Certo, per gli uomini è sempre festa, quando non sono loro a finire sgozzati, per giunta totalmente coscienti.

Inoltre dare un prezzo alla vita è una cosa altrettanto immorale e diabolica.
Considerate la vostra esistenza un dono unico ed incommensurabile, ma senza vergogna alcuna pretendete di stabilire un valore per quella altrui, rendendola prigioniera, schiava e vittima dei vostri vizi.

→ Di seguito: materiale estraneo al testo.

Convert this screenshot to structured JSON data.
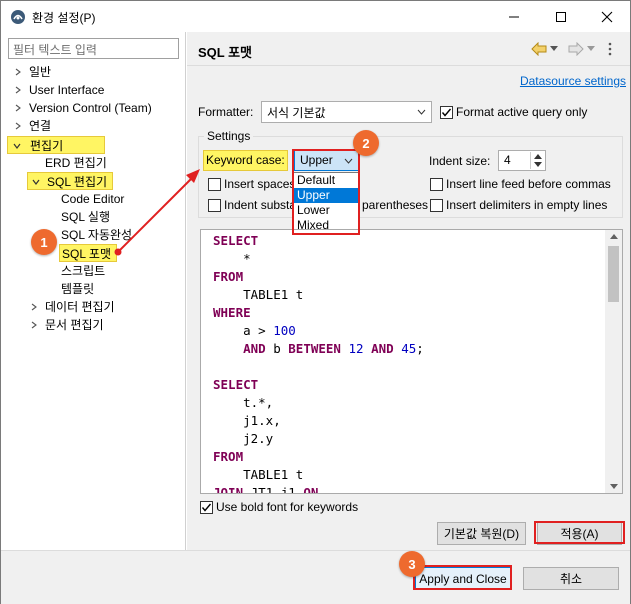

Nei più diffusi standard di codici a barre sono presenti due caratteri di start/stop ed un carattere di controllo centrale, formati da barre più lunghe rispetto alle altre.
Questi 3 elementi hanno una spaziatura uguale a quella che codifica il numero 6, quindi abbiamo un 666, come rappresentato nell'immagine.
Secondo alcune persone si tratta di un chiaro messaggio subliminale da parte del Nuovo Ordine Mondiale, mentre gli anticomplottisti la considerano una leggenda metropolitana.

In questo post pregno di credenze, superstizioni e fede macchiata di sangue, abbiamo un'unica, grande certezza:
possiamo vivere senza compiere inutili stragi.
Ciò deve bastare a delle persone altruiste, coscienziose e moderne per intraprendere un nuovo cammino verso l'evoluzione etica e spirituale.

1 commento:

marcello Frombolini ha detto...

Affermazioni ponderose che obbligano le menti ad assumere una ragione insolita nelle società odierna: una ragione universale di solidarietà. Gli animali sono esempi di nobiltà nella natura, dovremmo osservarli con maggiore attenzione ed apprendere. Se proprio si ha bisogno di adorare un dio, si guardi un po' più a terra che in cielo, sarà più facile incontrarlo e capirne l'insegnamento.